In [7]:
from dotenv import load_dotenv
import os

# Load environment variables from .env
load_dotenv()

# Database URL from environment
DATABASE_URL = os.getenv('DATABASE_URL')


In [8]:
import psycopg2

def connect_db():
    return psycopg2.connect(DATABASE_URL)


In [9]:
import requests
from bs4 import BeautifulSoup
from datetime import datetime

def scrape_glassdoor():
    url = "https://www.glassdoor.com/Job/jobs.htm"
    headers = {"User-Agent": "Mozilla/5.0"}
    response = requests.get(url, headers=headers)
    soup = BeautifulSoup(response.content, "html.parser")

    jobs = soup.find_all("li", class_="jl")  # Replace with the actual HTML structure

    job_listings = []
    for job in jobs:
        job_title = job.find("div", class_="jobTitle").text.strip()
        company_name = job.find("div", class_="jobEmpolyerName").text.strip()
        location = job.find("span", class_="subtle loc").text.strip()
        date_posted = job.find("span", class_="date").text.strip()
        job_description = job.find("div", class_="job-snippet").text.strip()
        salary_range = job.find("span", class_="salaryText").text.strip() if job.find("span", class_="salaryText") else "N/A"
        url = "https://www.glassdoor.com" + job.find("a", class_="jobLink")["href"]

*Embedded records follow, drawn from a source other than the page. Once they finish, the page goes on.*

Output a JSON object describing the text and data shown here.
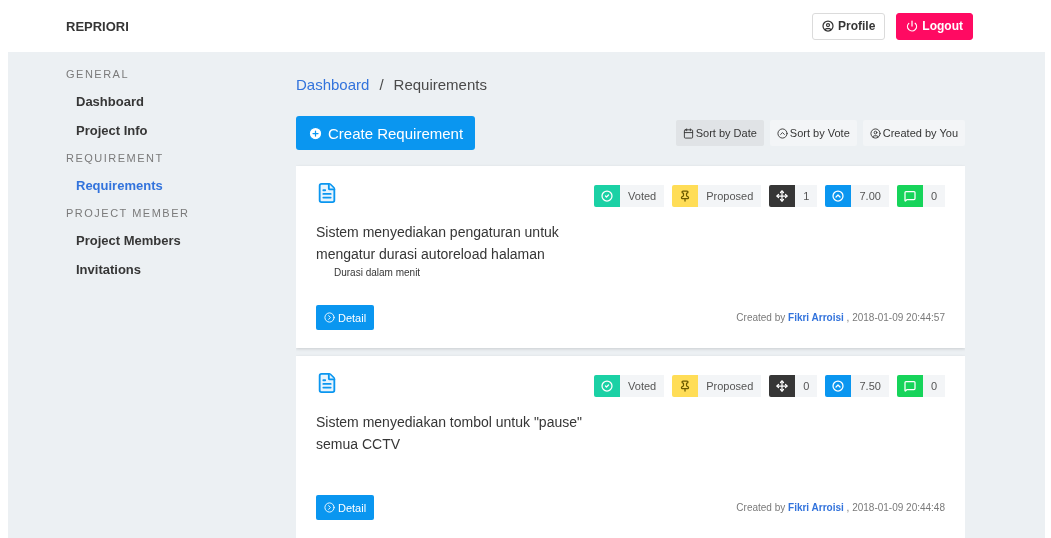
{
  "brand": "REPRIORI",
  "header_buttons": [
    {
      "kind": "profile",
      "label": "Profile"
    },
    {
      "kind": "logout",
      "label": "Logout"
    }
  ],
  "sidebar": [
    {
      "title": "GENERAL",
      "items": [
        {
          "label": "Dashboard",
          "selected": false
        },
        {
          "label": "Project Info",
          "selected": false
        }
      ]
    },
    {
      "title": "REQUIREMENT",
      "items": [
        {
          "label": "Requirements",
          "selected": true
        }
      ]
    },
    {
      "title": "PROJECT MEMBER",
      "items": [
        {
          "label": "Project Members",
          "selected": false
        },
        {
          "label": "Invitations",
          "selected": false
        }
      ]
    }
  ],
  "breadcrumb": [
    {
      "label": "Dashboard",
      "link": true
    },
    {
      "label": "/",
      "link": false
    },
    {
      "label": "Requirements",
      "link": false
    }
  ],
  "create_button": "Create Requirement",
  "sort_buttons": [
    {
      "kind": "date",
      "label": "Sort by Date",
      "selected": true
    },
    {
      "kind": "vote",
      "label": "Sort by Vote",
      "selected": false
    },
    {
      "kind": "user",
      "label": "Created by You",
      "selected": false
    }
  ],
  "requirements": [
    {
      "title": "Sistem menyediakan pengaturan untuk mengatur durasi autoreload halaman",
      "note": "Durasi dalam menit",
      "tags": [
        {
          "kind": "voted",
          "label": "Voted"
        },
        {
          "kind": "status",
          "label": "Proposed"
        },
        {
          "kind": "dependency",
          "label": "1"
        },
        {
          "kind": "score",
          "label": "7.00"
        },
        {
          "kind": "comments",
          "label": "0"
        }
      ],
      "detail": "Detail",
      "created_prefix": "Created by",
      "author": "Fikri Arroisi",
      "created_suffix": ", 2018-01-09 20:44:57"
    },
    {
      "title": "Sistem menyediakan tombol untuk \"pause\" semua CCTV",
      "tags": [
        {
          "kind": "voted",
          "label": "Voted"
        },
        {
          "kind": "status",
          "label": "Proposed"
        },
        {
          "kind": "dependency",
          "label": "0"
        },
        {
          "kind": "score",
          "label": "7.50"
        },
        {
          "kind": "comments",
          "label": "0"
        }
      ],
      "detail": "Detail",
      "created_prefix": "Created by",
      "author": "Fikri Arroisi",
      "created_suffix": ", 2018-01-09 20:44:48"
    }
  ]
}
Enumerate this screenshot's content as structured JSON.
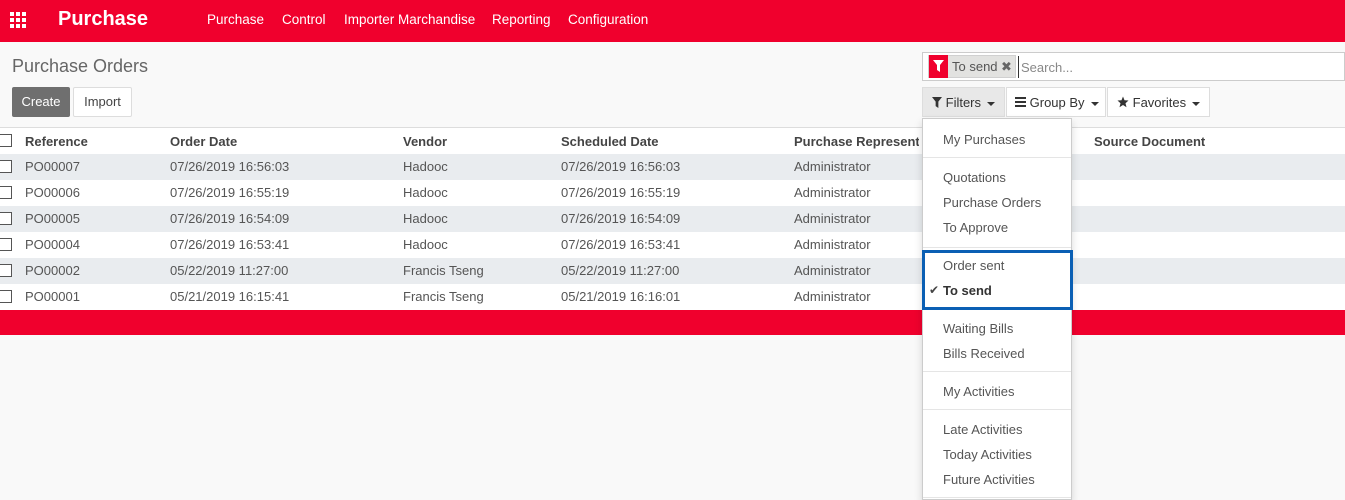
{
  "navbar": {
    "brand": "Purchase",
    "menu": [
      "Purchase",
      "Control",
      "Importer Marchandise",
      "Reporting",
      "Configuration"
    ]
  },
  "control_panel": {
    "title": "Purchase Orders",
    "create_label": "Create",
    "import_label": "Import"
  },
  "search": {
    "facet_label": "To send",
    "remove_glyph": "✖",
    "placeholder": "Search...",
    "filters_label": "Filters",
    "groupby_label": "Group By",
    "favorites_label": "Favorites"
  },
  "table": {
    "columns": [
      "Reference",
      "Order Date",
      "Vendor",
      "Scheduled Date",
      "Purchase Representative",
      "Source Document"
    ],
    "rows": [
      [
        "PO00007",
        "07/26/2019 16:56:03",
        "Hadooc",
        "07/26/2019 16:56:03",
        "Administrator",
        ""
      ],
      [
        "PO00006",
        "07/26/2019 16:55:19",
        "Hadooc",
        "07/26/2019 16:55:19",
        "Administrator",
        ""
      ],
      [
        "PO00005",
        "07/26/2019 16:54:09",
        "Hadooc",
        "07/26/2019 16:54:09",
        "Administrator",
        ""
      ],
      [
        "PO00004",
        "07/26/2019 16:53:41",
        "Hadooc",
        "07/26/2019 16:53:41",
        "Administrator",
        ""
      ],
      [
        "PO00002",
        "05/22/2019 11:27:00",
        "Francis Tseng",
        "05/22/2019 11:27:00",
        "Administrator",
        ""
      ],
      [
        "PO00001",
        "05/21/2019 16:15:41",
        "Francis Tseng",
        "05/21/2019 16:16:01",
        "Administrator",
        ""
      ]
    ]
  },
  "filters_menu": {
    "check_glyph": "✔",
    "groups": [
      [
        "My Purchases"
      ],
      [
        "Quotations",
        "Purchase Orders",
        "To Approve"
      ],
      [
        "Order sent",
        "To send"
      ],
      [
        "Waiting Bills",
        "Bills Received"
      ],
      [
        "My Activities"
      ],
      [
        "Late Activities",
        "Today Activities",
        "Future Activities"
      ]
    ],
    "active": "To send"
  },
  "colors": {
    "brand": "#f0002d",
    "highlight": "#0a5fb4"
  }
}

        job_listings.append({
            "job_title": job_title,
            "company_name": company_name,
            "location": location,
            "date_posted": datetime.strptime(date_posted, "%m/%d/%Y").date(),  # Example date format
            "job_description": job_description,
            "salary_range": salary_range,
            "url": url
        })

    return job_listings

# Scrape jobs and display the result
job_listings = scrape_glassdoor()
job_listings[:3]  # Show first 3 results


[]

In [10]:
def insert_job_listing(connection, job_data):
    cursor = connection.cursor()
    try:
        cursor.execute("""
            INSERT INTO job_listings (job_title, company_name, location, date_posted, job_description, salary_range, url)
            VALUES (%s, %s, %s, %s, %s, %s, %s)
            ON CONFLICT (job_title, company_name, location, date_posted) DO NOTHING;
        """, (
            job_data['job_title'],
            job_data['company_name'],
            job_data['location'],
            job_data['date_posted'],
            job_data['job_description'],
            job_data['salary_range'],
            job_data['url']
        ))
        connection.commit()
    except Exception as e:
        print(f"Error inserting data: {e}")
    finally:
        cursor.close()

# Insert scraped jobs into the database
connection = connect_db()
for job in job_listings:
    insert_job_listing(connection, job)
connection.close()